Davalılar tarafından verilen cevap dilekçesinde ise davacının19-20-21.06.2014 tarihleri arasında izinsiz ve mazeretsiz olarak işe gelmemesi üzerine davacı yana 24.06.2014 tarihli ihtarname keşide edilerek, davacının işe gelmemesi ile ilgili var ise mazeretini bildirmesinin talep edildiği, davacının işe devamsızlığına ilişkin mazeret sunması beklenirken, davacı tarafından keşide edilen 20.06.2014 tarihli ihtarnamenin tebellüğ edildiğini, davacının söz konusu ihtarname ile 18.06.2014 tarihinde maaşından fazla kesinti yapıldığı için işten ayrıldığını ifade ettiğinin anlaşıldığını, müvekkili adına keşide edilen 30.06.2014 tarihli cevabi ihtarname ile davacının ileri sürdüğü fesih nedeninin haklı neden olmadığı,davacının bahsettiği maaş kesintisinin avans borcuna ilişkin olduğunun belirtildiğini, davacı tarafından bu defa 02.07.2014 tarihli ihtarname keşide edilerek “... SGK’ nun yazısı ile sigortalılık süresinin dolduğunu, bu zamana kadar kıdem tazminatının ve diğer haklarının kendisine ödenmesini talep ettiğini, ancak kötü niyetli olarak haklarının ödenmediğini” belirttiği ve davacının yeni bir fesih nedeni ileri sürdüğünü beyanla davanın reddini talep etmiştir.
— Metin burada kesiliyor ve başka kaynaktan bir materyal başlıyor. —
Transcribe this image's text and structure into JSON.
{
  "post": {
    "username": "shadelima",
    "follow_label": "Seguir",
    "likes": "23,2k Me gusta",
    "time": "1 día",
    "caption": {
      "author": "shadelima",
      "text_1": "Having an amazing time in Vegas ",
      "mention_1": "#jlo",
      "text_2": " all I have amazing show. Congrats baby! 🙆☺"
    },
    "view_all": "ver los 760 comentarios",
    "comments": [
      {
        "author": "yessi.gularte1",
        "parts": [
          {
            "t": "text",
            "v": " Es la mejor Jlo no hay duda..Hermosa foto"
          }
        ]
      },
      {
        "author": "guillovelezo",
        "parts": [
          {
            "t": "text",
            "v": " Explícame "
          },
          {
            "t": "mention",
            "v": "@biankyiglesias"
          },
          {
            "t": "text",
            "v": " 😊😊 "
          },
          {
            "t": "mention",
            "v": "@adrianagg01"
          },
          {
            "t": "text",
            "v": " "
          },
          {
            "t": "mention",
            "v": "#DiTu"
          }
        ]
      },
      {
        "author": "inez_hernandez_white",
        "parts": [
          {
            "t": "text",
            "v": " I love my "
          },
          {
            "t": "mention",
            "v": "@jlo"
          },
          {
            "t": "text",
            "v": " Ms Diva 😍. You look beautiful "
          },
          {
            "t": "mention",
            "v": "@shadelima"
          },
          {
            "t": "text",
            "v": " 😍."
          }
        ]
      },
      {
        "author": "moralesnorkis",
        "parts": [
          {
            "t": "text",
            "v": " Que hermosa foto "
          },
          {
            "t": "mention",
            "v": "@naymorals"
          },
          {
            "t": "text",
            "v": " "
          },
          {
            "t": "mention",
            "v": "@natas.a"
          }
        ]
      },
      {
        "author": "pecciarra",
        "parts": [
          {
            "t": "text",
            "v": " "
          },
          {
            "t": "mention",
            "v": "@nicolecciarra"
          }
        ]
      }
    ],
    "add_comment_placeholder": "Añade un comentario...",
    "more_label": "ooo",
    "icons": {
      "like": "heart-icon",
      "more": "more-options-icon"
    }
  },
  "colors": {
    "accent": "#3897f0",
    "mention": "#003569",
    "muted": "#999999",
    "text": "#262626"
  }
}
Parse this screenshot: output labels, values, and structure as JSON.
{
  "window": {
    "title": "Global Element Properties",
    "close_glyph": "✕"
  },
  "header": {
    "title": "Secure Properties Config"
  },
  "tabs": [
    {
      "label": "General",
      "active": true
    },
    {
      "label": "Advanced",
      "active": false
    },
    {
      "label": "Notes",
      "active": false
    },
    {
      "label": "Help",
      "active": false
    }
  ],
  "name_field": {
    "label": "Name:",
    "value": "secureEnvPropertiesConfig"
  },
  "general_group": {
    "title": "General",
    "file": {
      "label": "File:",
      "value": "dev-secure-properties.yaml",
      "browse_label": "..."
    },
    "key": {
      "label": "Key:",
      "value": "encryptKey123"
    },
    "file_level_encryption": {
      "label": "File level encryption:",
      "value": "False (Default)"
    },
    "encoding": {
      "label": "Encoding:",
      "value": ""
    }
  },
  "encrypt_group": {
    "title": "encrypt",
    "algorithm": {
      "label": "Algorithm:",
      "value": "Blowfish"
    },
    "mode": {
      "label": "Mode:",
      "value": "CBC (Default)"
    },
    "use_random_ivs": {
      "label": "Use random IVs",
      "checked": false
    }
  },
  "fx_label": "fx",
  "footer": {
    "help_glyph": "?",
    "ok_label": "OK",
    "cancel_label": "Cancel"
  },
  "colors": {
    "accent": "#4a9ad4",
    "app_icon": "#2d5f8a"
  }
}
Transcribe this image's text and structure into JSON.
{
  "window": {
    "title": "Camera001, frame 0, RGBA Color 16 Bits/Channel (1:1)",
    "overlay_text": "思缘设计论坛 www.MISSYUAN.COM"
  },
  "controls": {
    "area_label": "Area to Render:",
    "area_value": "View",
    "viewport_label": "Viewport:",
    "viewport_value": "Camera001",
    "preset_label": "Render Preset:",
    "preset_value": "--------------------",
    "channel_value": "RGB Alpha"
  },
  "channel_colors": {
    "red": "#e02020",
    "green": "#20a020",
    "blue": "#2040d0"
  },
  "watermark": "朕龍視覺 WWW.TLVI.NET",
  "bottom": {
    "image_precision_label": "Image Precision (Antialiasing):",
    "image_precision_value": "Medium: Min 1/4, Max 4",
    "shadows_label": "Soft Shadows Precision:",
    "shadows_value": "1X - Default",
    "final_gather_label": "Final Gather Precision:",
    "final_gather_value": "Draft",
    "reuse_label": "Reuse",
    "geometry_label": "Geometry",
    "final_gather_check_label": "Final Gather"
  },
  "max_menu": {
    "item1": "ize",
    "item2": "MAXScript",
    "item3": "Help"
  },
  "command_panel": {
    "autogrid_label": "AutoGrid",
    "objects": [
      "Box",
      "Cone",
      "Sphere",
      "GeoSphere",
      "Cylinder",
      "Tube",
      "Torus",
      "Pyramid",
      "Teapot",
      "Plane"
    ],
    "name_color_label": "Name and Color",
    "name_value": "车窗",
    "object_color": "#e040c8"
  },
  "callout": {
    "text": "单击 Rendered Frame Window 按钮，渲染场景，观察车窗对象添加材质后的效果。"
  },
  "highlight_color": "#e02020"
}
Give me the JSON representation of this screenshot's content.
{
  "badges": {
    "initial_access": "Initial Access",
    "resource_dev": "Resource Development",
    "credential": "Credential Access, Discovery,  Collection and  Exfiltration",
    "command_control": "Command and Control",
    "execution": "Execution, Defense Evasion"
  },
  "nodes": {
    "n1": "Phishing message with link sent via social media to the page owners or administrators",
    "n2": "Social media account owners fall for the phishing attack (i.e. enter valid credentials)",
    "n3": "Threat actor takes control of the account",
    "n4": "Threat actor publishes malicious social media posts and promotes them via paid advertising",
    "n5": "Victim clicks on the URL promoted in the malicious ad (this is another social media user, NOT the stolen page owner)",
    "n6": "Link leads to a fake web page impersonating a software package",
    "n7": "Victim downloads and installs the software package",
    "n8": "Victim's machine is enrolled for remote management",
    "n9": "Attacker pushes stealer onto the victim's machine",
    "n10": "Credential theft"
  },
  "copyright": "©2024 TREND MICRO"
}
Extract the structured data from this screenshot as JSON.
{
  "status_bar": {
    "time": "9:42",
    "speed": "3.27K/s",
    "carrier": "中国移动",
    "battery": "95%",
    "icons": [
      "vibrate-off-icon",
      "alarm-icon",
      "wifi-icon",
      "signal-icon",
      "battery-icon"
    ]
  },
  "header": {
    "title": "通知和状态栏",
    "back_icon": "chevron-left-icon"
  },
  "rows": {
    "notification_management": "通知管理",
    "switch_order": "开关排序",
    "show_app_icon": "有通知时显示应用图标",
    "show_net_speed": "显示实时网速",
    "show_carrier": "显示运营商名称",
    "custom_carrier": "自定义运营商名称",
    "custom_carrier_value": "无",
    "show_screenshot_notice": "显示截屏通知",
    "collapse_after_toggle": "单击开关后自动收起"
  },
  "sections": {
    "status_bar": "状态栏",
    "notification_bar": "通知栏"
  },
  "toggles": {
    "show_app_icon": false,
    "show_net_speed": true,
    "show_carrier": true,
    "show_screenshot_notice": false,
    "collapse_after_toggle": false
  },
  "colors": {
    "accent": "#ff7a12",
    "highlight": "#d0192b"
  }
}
Mahkemece; “Akdin kıdem ve ihbar tazminatı ödenmesini gerektirmeyecek şekilde sonlandığının ispat yükü davalı işverendedir. Davacı tarafından davalıya gönderilen... Noterliği"nin 19244 ve 17280 yevmiye numaralı ihtarnamelerinde davacının 3600 gün prim ödeme şartını taşıdığı için işten ayrıldığını ayrıca ihtarname içeriklerinde ödenmeyen işçilik alacaklarının bulunduğundan bahsedilmesi nedeniyle her iki ihtarnamenin birbiri ile çelişmediği davacının ücret alacaklarının ödenmemesi nedeniyle ayrıca emeklilik nedeniyle haklı nedenle fesih imkanını kullanmış olduğu sabit olduğundan davacının kıdem tazminatı alacağı talebinin kabulüne karar verilmiştir.” gerekçesi ile davacının kıdem tazminatı istemi kabul edilmiştir.
Ne var ki; Mahkeme kabulü dosya kapsamı uyarınca yerinde değildir. Şöyle ki; davacı tarafından keşide edilen 20.06.2014 tarihli ihtarname içeriğinden davacı işçinin 18.06.2014 tarihinde maaşından fazla kesinti yapılması nedeniyle işten ayrıldığının beyan edildiği anlaşılmaktadır. Fesihle bağlılık ilkesi uyarınca davacı bu fesih nedeni ile bağlı olup fesih gerekçesi değiştirilemez. Ancak, Mahkemece, davacının yukarıda belirtildiği üzere 20.06.2014 tarihli ihtarname içeriğinde belirtmiş olduğu ilk fesih gerekçesi tartışılmamıştır. Hal böyle olmakla, Mahkemece davacının ilk fesih nedeninin haklı olup olmadığı araştırılarak sonucuna göre değerlendirme yapılması gerekirken yazılı gerekçe ile karar verilmesi hatalı olup bozmayı gerektirmiştir.
Sonuç: Temyiz olunan kararın yukarıda yazılı sebeplerden BOZULMASINA, peşin alınan temyiz harcının istek halinde ilgililere iadesine, 24.12.2020 tarihinde oybirliğiyle karar verildi.